On Apr 11, 2009, at 8:06 AM, Brian Downing wrote:
On current master (ca42f2b9a), Ubuntu Intrepid (with libmpfr build
from
the Jaunty package to get 2.4):
$ cat >rounding.dat <<EOF
2009/01/01 Sample
assets 134.123 FOO @ $8.88
assets 100 BAR @ $8.88
equity
EOF
Better to use <<'EOF' here.
$ ./ledger -f rounding.dat print
2009/01/01 Sample
assets 134.123 FOO @
$8.8799999999999999975
assets 100 BAR @ $8.88
equity
Bear in mind that computers are not base-10. Ledger stores the amount
of the FOO posting as 134123/1000, which is an exact representation no
matter the base. It records the total cost of the posting as
134123/1000 * 888/100.
When it finally comes time to render the amount as a decimal, the MPFR
library does the math to provide the closest value possible within the
rounding "range". The problem here is that I don't do typical
rounding for commodity prices, since you don't always want a
truncation at 2 decimal places in that case.

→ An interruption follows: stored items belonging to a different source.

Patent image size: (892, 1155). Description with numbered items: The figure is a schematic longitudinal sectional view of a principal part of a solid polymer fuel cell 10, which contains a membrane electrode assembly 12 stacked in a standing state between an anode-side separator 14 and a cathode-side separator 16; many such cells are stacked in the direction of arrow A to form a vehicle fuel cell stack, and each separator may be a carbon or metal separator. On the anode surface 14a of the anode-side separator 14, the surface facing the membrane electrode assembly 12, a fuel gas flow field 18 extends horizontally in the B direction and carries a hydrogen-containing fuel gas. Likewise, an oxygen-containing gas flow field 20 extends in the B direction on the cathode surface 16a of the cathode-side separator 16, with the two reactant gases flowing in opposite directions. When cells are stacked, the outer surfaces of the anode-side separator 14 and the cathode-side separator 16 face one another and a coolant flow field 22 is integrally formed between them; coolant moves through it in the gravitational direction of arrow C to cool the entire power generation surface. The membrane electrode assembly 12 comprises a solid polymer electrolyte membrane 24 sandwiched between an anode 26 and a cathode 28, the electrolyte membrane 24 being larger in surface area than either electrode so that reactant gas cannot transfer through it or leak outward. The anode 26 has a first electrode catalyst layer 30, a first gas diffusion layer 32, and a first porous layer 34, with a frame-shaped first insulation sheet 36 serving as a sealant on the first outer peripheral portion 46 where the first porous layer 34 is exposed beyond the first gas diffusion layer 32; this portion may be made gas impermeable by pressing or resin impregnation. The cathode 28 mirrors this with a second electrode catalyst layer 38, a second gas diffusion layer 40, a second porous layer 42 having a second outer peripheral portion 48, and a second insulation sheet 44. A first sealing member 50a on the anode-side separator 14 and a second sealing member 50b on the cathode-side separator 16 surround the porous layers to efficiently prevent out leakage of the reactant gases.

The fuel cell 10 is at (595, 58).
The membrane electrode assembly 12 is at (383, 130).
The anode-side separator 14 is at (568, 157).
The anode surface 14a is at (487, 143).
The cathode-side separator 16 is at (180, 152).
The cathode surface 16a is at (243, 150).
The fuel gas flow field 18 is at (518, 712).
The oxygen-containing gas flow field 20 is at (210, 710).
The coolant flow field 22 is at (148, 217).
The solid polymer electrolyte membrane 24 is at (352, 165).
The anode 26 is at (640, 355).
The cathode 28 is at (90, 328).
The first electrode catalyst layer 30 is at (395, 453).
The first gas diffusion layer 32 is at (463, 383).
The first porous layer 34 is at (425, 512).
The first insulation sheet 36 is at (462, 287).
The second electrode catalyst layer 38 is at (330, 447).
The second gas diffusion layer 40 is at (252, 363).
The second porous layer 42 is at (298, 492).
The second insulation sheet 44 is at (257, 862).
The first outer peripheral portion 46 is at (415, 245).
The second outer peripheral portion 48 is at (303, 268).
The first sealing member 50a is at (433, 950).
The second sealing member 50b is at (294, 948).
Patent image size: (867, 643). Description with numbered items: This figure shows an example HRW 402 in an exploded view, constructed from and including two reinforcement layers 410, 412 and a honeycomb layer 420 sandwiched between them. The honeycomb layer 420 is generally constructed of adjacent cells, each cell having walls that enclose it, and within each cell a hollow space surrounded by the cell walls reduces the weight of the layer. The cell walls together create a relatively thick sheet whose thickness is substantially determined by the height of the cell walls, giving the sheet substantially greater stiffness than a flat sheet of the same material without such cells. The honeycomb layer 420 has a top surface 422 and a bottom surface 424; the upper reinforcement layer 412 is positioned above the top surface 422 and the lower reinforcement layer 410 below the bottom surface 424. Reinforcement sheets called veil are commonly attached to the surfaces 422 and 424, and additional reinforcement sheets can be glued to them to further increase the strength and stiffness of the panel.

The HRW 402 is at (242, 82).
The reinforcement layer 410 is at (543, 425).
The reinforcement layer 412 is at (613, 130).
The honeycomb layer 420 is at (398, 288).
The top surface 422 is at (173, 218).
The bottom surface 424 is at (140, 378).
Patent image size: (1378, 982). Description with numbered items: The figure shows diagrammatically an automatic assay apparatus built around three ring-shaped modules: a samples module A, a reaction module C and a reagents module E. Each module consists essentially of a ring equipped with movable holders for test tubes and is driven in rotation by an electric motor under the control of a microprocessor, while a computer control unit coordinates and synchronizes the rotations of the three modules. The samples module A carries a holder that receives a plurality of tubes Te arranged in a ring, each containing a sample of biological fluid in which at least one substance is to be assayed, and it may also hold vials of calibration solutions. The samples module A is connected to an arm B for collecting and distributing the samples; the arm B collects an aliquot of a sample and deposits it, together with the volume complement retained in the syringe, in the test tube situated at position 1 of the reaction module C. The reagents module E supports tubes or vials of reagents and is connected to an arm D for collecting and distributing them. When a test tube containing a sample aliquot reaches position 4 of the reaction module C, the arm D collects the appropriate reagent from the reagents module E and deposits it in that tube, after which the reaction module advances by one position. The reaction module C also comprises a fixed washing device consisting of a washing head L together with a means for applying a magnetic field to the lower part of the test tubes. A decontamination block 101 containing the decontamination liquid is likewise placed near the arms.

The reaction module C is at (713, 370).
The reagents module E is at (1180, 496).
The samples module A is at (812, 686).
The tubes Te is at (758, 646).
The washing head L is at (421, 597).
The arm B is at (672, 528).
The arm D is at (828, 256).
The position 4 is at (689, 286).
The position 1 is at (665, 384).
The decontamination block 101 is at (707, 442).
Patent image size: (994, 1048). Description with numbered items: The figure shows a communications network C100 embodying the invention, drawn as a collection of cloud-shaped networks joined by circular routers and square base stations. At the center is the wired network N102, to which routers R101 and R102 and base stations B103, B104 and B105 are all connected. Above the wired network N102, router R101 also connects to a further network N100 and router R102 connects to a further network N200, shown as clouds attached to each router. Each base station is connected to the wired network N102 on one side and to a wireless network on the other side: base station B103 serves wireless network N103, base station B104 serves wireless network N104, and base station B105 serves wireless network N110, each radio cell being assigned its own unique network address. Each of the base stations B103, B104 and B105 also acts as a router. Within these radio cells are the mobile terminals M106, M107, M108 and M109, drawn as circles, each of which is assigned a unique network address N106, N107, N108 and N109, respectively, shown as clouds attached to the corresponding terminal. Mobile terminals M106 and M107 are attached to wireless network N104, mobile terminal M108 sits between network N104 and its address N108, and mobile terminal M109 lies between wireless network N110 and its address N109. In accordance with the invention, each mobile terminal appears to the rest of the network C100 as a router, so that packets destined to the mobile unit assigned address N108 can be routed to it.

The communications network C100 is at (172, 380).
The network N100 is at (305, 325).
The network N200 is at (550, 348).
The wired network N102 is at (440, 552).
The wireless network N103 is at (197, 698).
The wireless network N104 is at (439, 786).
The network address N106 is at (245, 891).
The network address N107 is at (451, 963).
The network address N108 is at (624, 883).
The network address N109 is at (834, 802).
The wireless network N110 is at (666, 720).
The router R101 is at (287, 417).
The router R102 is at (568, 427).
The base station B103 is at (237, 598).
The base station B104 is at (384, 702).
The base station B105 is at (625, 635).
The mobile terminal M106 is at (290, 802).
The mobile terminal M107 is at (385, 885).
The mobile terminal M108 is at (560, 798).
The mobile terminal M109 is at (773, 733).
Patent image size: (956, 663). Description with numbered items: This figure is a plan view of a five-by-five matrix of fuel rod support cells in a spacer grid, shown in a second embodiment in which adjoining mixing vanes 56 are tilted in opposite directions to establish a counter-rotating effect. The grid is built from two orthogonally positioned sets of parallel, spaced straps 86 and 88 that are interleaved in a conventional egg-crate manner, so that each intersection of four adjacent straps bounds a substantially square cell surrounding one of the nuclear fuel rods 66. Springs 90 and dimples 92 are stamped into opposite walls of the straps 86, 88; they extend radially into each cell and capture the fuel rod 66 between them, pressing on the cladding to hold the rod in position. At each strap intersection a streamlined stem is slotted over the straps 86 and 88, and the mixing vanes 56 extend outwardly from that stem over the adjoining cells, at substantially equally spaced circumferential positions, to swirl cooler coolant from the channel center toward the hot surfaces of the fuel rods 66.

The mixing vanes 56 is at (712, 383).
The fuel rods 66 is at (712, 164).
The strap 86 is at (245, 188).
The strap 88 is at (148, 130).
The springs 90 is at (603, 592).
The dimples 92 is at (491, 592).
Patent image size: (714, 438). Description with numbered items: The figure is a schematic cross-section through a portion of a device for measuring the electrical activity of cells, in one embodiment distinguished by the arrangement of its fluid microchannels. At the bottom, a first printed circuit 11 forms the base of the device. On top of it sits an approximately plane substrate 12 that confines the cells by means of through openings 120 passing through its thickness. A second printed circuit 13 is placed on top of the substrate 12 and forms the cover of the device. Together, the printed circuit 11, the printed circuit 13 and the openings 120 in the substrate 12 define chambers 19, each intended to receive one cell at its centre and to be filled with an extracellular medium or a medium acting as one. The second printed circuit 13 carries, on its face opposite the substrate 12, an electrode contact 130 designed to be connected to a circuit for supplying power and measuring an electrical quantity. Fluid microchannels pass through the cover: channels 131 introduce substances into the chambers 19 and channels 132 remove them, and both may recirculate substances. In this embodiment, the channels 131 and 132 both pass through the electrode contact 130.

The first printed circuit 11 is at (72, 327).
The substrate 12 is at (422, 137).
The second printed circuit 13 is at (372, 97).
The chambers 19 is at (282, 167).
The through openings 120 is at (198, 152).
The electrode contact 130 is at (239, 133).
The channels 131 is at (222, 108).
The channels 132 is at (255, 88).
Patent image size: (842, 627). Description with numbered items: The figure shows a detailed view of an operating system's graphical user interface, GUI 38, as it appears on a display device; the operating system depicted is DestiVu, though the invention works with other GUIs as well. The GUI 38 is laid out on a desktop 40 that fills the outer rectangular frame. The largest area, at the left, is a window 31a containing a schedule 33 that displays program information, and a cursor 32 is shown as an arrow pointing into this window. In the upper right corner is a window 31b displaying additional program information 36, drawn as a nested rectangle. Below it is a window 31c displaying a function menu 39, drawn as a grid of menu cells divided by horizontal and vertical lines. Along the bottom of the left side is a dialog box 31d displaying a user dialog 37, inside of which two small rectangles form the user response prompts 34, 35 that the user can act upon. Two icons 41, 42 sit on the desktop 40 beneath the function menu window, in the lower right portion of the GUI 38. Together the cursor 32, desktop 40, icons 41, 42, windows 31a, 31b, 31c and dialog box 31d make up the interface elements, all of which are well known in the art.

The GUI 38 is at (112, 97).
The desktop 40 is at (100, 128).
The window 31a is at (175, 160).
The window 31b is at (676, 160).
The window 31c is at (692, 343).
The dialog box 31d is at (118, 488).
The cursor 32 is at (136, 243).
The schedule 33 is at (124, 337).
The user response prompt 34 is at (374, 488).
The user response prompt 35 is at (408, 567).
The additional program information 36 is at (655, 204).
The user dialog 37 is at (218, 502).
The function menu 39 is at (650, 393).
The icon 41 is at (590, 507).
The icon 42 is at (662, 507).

Long story short, what that extreme fraction means is that
0.00000000000000000025 cents is being lost due to the conversion from
decimal to binary back to decimal again. Normally you never see this
because 1) it is too small, and 2) it gets rounded away. But as I
mentioned, I don't do rounding for commodity prices.
I'll have to think about this some more, and maybe institute a policy
where prices get rounded to the normal display precision (in this case
2) plus an arbitrary constant, like 4 more decimal places.